You are missing the point.
Its not about "what is in everything". If you'd go there, so is quantum physics, yet you're not taught that in high school.
The point is that the widespread passive application of concepts or certain ideas even in everyday life does not inform the usefulness of in depth understanding of the theories behind them.
Thats why I pointed out traffic engineering and linguistics, because the surface concept is extremely simple but in depth understanding is a hard field to get into.
I work in rail traffic engineering. I use the phrase (translated to english) "light blue EnKo coming, get 28504 to 503 so turn off autoswitching and dont forget short entry or use DRGT quickly" a decent amount. I would probably need a day or two to explain to you what that even meant, and a decent amount longer to have you fully grasp why everything works the way it does in that specific instance.

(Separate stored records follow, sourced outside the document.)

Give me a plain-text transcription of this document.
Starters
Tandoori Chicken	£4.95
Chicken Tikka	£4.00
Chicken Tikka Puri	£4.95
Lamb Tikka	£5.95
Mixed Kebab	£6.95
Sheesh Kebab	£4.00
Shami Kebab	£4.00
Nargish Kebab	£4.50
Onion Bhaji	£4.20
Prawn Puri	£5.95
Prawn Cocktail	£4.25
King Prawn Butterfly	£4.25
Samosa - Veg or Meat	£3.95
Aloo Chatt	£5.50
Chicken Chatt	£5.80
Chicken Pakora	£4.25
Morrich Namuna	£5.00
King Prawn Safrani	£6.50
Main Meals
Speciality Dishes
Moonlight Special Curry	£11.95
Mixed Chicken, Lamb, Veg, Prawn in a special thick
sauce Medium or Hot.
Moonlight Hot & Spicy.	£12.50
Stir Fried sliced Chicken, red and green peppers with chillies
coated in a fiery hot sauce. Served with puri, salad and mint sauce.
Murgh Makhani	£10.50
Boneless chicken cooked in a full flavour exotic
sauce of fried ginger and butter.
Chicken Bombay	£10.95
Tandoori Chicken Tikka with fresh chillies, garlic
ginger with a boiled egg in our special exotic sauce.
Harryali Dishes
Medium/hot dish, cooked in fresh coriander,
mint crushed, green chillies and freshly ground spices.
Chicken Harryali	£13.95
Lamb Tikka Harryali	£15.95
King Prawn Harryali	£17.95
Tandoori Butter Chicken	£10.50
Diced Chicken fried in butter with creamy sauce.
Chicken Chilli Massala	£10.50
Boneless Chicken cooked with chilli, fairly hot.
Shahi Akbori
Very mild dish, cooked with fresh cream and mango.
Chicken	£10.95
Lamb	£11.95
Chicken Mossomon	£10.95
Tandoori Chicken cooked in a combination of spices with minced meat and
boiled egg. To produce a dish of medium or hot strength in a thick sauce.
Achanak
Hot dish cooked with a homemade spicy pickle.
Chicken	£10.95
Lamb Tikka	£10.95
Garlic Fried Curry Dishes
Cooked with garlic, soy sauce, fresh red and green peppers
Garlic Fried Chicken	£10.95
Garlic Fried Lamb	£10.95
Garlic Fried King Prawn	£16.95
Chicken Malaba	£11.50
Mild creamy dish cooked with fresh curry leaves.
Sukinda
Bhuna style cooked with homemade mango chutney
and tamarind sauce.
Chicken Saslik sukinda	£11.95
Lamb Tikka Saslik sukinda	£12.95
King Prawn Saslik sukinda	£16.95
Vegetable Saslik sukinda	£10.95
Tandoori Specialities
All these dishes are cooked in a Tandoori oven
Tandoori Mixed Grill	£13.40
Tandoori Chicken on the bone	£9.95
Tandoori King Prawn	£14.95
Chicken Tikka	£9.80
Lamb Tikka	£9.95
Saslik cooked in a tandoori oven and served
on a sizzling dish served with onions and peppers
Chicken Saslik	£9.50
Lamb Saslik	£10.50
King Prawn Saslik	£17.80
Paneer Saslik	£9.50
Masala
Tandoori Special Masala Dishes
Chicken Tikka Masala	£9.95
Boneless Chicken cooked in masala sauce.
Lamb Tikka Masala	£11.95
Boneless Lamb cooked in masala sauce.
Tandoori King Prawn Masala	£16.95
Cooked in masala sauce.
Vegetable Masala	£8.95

Yet it is a standard operation that gets used here in variations thousands of times a day.
High level mathematics are not valuable for a sizeable amount of the population. Which is why they're used as a brain tester instead.
And most people do not like getting passively tested on their learning capability with arbitrary excercises designed to weed you out instead of making the concept itself accessible to you. Hence the hatred of math as a teaching subject.
Oh and yes, I too was taught standard electronics. I bet you still can't instantly fully grasp and explain the relay plan of an industrial power plant. That's the whole problem.
It's the difference between knowing of E=mc² and understanding the proof behind it. Maths as a subject wants you to do the latter, almost every other subject is fine with the former.
You realize that universities outside the US and UK only have a very nondescript moniker or some obscure title that would not help you identify it in the slightest, right?
I could say "Back in TU Heidelberg" and you would look like a personified questionmark.